Conosci il trigger point ma ritieni che sia giunto il momento di approfondire le nozioni? Stai pensando di specializzarti e diventare un esperto del trigger point? Puoi iniziare da qui. Innanzitutto cercando di capire meglio in cosa consiste il trigger point e in particolare il trigger point scapola.

Il trigger point o punto grilletto è un nodulo che si forma sulle fasce muscolari a causa di fattori scatenanti diversi. Posto che si sviluppa nell’apparato muscolare, il trigger point è causa di dolore per il paziente. In altre parole, il trigger point miofasciale è il motivo di dolori acuti o cronici irradiati nel sistema muscolo scheletrico.

Mappare l’irradiazione del dolore è alla base della conoscenza di un operatore del settore, per poter intervenire efficacemente sul paziente che soffre per la presenza di trigger point.

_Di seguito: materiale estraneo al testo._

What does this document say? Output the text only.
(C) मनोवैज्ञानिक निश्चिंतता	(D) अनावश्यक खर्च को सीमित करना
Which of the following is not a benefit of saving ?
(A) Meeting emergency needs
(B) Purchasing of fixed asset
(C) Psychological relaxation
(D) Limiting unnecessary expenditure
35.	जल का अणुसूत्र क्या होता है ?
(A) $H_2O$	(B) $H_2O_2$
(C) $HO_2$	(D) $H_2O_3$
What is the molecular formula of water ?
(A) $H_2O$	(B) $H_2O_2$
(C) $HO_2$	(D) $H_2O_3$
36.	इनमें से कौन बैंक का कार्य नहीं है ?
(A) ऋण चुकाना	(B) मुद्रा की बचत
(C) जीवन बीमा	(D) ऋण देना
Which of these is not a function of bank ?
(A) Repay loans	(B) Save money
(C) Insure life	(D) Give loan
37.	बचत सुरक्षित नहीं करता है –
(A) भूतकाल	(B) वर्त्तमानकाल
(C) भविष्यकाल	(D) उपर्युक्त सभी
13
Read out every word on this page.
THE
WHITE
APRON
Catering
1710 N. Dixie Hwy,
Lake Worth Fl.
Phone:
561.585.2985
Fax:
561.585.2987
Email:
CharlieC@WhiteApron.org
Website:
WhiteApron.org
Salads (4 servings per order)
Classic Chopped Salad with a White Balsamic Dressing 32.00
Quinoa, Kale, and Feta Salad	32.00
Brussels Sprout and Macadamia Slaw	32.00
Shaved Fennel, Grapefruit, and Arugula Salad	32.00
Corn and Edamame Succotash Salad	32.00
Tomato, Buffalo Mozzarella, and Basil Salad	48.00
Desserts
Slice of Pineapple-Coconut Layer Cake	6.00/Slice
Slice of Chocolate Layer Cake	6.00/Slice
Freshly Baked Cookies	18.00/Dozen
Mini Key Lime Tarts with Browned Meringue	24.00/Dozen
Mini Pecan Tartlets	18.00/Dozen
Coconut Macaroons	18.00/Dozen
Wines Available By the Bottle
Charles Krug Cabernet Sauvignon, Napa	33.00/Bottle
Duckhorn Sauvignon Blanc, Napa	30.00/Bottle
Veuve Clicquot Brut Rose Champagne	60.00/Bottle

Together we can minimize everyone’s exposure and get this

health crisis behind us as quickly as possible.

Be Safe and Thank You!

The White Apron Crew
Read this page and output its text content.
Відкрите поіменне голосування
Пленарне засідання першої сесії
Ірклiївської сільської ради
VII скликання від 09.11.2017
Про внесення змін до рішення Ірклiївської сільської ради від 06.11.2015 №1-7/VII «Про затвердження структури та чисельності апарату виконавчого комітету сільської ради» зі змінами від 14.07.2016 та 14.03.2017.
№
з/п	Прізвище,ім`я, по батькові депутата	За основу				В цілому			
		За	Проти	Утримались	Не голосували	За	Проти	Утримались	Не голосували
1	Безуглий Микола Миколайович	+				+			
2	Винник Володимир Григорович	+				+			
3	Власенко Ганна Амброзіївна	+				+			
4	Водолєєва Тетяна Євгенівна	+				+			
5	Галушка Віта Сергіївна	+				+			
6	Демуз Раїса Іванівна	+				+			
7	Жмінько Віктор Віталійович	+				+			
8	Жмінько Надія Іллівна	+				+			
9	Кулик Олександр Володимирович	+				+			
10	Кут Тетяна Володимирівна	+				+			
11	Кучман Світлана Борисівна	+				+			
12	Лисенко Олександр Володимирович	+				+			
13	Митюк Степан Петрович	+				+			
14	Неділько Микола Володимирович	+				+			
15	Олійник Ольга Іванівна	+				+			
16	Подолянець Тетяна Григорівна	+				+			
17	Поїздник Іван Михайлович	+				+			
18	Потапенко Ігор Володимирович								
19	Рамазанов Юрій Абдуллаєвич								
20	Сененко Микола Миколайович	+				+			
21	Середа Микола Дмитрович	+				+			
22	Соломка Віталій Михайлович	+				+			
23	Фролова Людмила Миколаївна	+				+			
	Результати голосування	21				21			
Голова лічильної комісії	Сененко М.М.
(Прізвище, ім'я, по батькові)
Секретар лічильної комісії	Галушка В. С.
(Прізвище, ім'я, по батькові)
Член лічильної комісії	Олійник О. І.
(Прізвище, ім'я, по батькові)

In particolare i trigger point scapola sono frequenti e si verificano quando le fibre muscolari restano tese, perdendo la loro contrattilità e presentano la formazione di piccoli noduli, i trigger point appunto. La mappatura dei trigger point è di grande aiuto per risalire al punto in cui si presentano tali noduli, proprio a causa dell’irradiabilità del dolore che spesso viene percepito in una zona differente.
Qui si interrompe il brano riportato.